Question

If cos Θ = square root 2 over 2 and 3 pi over 2 < Θ < 2π, what are the values of sin Θ and tan Θ?

Answer 1

Answer:

The answer is

$sin(\theta)=-\frac{\sqrt{2}}{2}$

$tan(\theta)=-1$

Step-by-step explanation:

we know that

$tan(\theta)=\frac{sin(\theta)}{cos(\theta)}$

$sin^{2}(\theta)+cos^{2}(\theta)=1$

In this problem we have

$cos(\theta)=\frac{\sqrt{2}}{2}$

$\frac{3\pi}{2}$

so

The angle $\theta$ belong to the third or fourth quadrant

The value of $sin(\theta)$ is negative

Step 1

Find the value of  $sin(\theta)$

Remember

$sin^{2}(\theta)+cos^{2}(\theta)=1$

we have

$cos(\theta)=\frac{\sqrt{2}}{2}$

substitute

$sin^{2}(\theta)+(\frac{\sqrt{2}}{2})^{2}=1$

$sin^{2}(\theta)=1-\frac{1}{2}$

$sin^{2}(\theta)=\frac{1}{2}$

$sin(\theta)=-\frac{\sqrt{2}}{2}$ ------> remember that the value is negative

Step 2

Find the value of $tan(\theta)$

$tan(\theta)=\frac{sin(\theta)}{cos(\theta)}$

we have

$sin(\theta)=-\frac{\sqrt{2}}{2}$

$cos(\theta)=\frac{\sqrt{2}}{2}$

substitute

$tan(\theta)=\frac{-\frac{\sqrt{2}}{2}}{\frac{\sqrt{2}}{2}}$

$tan(\theta)=-1$

Answer 2

For the answer to the question above, If cos Θ = square root 2 over 2 and 3 pi over 2 < Θ < 2π, what are the values of sin Θ and tan Θ? 

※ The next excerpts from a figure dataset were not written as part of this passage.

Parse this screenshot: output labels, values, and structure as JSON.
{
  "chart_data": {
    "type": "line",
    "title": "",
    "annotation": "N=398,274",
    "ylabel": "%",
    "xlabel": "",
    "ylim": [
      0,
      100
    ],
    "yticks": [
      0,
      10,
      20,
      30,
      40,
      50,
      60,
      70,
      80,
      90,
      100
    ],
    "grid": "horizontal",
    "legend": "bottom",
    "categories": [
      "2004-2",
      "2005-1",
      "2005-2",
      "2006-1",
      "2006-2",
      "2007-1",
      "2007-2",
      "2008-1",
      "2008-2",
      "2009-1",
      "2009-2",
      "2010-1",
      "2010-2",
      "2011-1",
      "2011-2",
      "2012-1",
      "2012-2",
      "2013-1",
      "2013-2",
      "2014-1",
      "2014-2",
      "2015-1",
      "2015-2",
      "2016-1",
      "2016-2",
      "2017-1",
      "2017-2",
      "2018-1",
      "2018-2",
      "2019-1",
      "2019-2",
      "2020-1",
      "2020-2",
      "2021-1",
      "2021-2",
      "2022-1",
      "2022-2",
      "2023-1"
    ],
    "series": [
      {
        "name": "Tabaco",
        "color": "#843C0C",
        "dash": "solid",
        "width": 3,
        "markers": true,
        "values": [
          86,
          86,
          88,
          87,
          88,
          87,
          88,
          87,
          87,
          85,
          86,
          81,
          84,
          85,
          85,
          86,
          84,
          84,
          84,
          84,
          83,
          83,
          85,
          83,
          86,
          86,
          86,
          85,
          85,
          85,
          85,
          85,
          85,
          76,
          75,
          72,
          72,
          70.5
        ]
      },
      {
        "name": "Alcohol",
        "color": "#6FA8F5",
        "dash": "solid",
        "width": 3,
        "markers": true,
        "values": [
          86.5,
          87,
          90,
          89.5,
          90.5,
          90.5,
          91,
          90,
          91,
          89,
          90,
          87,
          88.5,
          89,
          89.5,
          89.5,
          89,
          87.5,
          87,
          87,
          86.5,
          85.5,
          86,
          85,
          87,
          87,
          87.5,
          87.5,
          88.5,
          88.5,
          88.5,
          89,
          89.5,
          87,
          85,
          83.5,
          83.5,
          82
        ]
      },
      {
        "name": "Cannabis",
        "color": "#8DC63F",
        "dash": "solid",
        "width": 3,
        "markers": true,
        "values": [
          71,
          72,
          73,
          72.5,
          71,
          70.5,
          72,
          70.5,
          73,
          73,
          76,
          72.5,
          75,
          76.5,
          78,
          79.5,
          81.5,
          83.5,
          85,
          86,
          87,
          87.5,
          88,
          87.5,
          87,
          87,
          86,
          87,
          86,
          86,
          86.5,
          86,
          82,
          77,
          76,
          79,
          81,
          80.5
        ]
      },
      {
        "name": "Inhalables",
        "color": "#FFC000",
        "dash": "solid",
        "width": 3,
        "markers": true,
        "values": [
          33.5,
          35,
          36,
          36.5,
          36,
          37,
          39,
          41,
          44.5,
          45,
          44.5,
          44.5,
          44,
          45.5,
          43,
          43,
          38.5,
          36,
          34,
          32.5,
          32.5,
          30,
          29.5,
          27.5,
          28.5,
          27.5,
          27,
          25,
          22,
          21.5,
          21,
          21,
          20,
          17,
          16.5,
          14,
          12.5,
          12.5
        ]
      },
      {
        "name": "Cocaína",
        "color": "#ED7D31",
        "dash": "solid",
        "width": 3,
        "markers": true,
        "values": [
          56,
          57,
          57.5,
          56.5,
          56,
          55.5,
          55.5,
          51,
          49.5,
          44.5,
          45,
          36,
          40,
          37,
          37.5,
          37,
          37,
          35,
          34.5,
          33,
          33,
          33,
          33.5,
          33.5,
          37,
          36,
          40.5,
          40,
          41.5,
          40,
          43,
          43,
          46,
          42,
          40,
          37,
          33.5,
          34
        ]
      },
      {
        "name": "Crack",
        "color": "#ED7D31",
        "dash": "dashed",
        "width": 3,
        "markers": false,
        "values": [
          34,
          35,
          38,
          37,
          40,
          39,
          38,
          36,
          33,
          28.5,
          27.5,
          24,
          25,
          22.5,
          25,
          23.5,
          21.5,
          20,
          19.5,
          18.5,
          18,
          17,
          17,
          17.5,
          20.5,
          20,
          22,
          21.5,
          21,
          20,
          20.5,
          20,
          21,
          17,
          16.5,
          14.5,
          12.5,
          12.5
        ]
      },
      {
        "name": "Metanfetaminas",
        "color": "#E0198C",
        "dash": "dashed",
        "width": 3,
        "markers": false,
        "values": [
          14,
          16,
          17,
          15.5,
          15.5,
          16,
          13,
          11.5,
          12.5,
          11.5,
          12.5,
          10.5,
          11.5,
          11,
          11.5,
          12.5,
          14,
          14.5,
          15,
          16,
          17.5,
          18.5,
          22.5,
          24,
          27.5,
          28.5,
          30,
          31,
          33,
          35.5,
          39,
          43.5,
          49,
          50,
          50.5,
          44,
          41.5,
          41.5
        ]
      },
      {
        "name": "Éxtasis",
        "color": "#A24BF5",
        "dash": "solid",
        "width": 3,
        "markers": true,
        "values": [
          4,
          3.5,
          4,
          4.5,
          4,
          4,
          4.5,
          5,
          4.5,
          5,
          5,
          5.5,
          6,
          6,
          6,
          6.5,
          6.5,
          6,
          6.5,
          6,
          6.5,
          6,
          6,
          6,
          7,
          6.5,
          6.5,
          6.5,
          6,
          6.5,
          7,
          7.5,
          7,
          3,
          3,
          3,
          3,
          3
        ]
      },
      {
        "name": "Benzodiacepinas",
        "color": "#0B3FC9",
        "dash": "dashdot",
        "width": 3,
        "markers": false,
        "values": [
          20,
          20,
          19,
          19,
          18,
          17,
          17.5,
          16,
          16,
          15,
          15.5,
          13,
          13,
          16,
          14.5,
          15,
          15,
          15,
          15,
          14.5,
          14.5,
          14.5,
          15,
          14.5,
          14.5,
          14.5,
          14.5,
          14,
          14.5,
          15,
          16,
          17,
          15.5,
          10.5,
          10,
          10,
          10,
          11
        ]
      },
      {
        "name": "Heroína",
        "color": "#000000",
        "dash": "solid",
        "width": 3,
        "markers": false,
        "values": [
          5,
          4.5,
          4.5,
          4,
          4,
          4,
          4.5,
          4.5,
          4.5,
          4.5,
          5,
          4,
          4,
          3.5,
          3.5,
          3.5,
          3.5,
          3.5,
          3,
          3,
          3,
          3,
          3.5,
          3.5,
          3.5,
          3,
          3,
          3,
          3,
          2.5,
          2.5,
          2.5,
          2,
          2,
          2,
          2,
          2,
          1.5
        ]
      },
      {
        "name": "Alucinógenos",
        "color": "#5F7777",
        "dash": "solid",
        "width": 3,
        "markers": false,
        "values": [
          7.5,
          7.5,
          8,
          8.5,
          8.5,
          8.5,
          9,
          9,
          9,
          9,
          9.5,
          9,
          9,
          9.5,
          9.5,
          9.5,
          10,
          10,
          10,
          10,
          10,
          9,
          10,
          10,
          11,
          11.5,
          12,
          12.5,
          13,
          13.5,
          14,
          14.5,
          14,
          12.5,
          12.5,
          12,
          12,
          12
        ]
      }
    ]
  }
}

If 3 pi over 2 < Θ < 2π Then the signs of sinx and tanx are both negative. 

cos(x) = sqrt(2)/2. So sin(x) = -sqrt(2)/2 and tan(x) = -1. 

sin Θ = square root 2 over 2; tan Θ = −1 

sin Θ = negative square root 2 over 2; tan Θ = 1 

sin Θ = square root 2 over 2; tan Θ = negative square root 2 

sin Θ = negative square root 2 over 2; tan Θ = −1